Three months after implanting the stem cells, the mice were tested on place recognition. The researchers found that mice with brain injuries that also received stem cells remembered their surroundings about 70 percent of the time – the same level as healthy mice. In contrast, control mice that didn’t receive stem cells still had memory impairments.
Next, the scientists took a closer look at how the green-colored stem cells behaved in the mouse brain. They found that only about 4 percent of them turned into neurons, indicating the stem cells were not improving memory simply by replacing the dead brain cells. In the healthy mice, the stem cells migrated throughout the brain, but in the mice with neuronal loss, the cells congregated in the hippocampus, the area of the injury. Interestingly, mice that had been treated with stem cells had more neurons four months after the transplantation than mice that had not been treated.

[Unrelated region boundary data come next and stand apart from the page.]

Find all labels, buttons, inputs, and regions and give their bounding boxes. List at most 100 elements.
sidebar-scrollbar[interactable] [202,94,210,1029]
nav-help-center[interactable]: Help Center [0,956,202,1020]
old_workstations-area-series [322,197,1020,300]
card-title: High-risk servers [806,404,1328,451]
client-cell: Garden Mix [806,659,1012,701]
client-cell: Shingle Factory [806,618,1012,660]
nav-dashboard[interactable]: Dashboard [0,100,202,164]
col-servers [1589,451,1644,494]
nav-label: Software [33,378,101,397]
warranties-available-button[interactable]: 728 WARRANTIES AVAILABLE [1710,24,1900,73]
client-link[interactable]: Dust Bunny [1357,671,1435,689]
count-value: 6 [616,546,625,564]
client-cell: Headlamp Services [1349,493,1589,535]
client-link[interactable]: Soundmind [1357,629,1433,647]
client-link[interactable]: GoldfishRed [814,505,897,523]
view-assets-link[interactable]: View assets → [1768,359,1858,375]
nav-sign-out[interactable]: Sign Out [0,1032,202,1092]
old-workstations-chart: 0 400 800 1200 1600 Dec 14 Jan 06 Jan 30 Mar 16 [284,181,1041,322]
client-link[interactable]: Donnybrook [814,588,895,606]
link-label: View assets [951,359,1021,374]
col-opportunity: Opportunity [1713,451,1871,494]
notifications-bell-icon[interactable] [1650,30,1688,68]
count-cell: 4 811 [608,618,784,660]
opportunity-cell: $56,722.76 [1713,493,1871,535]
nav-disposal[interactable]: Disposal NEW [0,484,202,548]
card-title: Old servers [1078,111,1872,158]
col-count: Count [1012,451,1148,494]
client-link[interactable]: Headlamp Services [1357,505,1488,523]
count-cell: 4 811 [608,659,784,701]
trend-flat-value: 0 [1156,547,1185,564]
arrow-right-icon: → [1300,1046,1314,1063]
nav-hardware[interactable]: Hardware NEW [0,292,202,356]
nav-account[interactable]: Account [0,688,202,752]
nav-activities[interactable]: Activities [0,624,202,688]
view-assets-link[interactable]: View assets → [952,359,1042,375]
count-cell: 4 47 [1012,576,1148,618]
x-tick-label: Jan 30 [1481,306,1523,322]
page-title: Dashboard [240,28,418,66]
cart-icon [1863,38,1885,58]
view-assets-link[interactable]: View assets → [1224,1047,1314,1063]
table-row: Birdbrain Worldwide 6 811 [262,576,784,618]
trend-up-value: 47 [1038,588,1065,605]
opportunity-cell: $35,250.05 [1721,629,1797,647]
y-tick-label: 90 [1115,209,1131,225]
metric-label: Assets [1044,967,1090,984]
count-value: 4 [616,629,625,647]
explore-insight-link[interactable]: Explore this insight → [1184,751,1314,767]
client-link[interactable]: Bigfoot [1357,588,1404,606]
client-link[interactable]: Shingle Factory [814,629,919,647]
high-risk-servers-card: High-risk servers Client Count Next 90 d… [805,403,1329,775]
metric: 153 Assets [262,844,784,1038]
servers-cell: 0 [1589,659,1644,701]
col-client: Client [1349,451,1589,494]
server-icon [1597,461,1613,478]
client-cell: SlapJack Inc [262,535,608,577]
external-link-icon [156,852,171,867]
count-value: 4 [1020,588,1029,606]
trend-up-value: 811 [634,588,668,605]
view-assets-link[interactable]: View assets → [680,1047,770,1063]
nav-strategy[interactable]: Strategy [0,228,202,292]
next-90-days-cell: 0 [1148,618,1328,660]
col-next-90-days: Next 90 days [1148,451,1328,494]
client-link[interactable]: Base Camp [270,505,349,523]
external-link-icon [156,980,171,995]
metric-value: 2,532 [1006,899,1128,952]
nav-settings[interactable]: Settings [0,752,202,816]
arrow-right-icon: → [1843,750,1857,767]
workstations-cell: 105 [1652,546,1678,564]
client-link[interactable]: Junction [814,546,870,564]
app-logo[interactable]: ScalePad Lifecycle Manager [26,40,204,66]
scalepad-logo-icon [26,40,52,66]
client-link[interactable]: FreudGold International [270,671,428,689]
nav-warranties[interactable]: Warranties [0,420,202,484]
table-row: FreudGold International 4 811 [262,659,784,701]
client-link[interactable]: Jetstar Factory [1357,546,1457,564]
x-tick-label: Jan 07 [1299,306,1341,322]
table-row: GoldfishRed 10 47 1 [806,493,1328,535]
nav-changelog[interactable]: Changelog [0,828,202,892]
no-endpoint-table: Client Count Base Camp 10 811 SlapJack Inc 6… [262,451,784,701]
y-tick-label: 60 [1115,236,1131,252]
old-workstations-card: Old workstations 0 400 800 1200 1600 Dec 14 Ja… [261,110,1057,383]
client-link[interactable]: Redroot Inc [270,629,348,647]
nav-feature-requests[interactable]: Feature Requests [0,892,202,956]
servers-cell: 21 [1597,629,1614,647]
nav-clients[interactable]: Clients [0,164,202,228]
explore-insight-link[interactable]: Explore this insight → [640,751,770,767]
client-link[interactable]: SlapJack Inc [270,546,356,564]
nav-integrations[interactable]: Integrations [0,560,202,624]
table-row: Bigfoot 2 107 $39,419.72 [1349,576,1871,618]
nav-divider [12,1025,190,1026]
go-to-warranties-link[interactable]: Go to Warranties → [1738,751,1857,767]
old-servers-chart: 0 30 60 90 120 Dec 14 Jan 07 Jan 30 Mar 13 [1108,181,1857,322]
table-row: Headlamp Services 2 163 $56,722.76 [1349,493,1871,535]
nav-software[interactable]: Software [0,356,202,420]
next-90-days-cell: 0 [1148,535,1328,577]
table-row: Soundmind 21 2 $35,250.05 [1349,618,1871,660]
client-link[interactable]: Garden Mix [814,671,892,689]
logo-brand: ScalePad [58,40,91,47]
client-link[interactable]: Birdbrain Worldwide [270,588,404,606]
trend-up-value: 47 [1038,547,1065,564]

“We know that very few of the cells are becoming neurons, so we think that the stem cells are instead enhancing the local brain microenvironment,” Blurton-Jones said. “We have evidence suggesting that the stem cells provide support to vulnerable and injured neurons, keeping them alive and functional by making beneficial proteins called neurotrophins.”
If supplemental neurotrophins are in fact at the root of memory enhancement, scientists could try to create a drug that enhances the release or production of these proteins. Scientists then could spend less time coaxing stem cells to turn into other types of cells, at least as it relates to memory research.
“Much of the focus in stem cell research has been how to turn them into different types of cells such as neurons, but maybe that is not always necessary,” Yamasaki said. “In this case, we did not have to make neurons to improve memory.”
UCI scientists Debbi Morrissette, Masashi Kitazawa and Salvatore Oddo also worked on this study, which was funded by the National Institute on Aging, the National Institutes of Health, and a California Institute for Regenerative Medicine postdoctoral scholar award.
The results of the study appear Oct. 31 in the Journal of Neuroscience.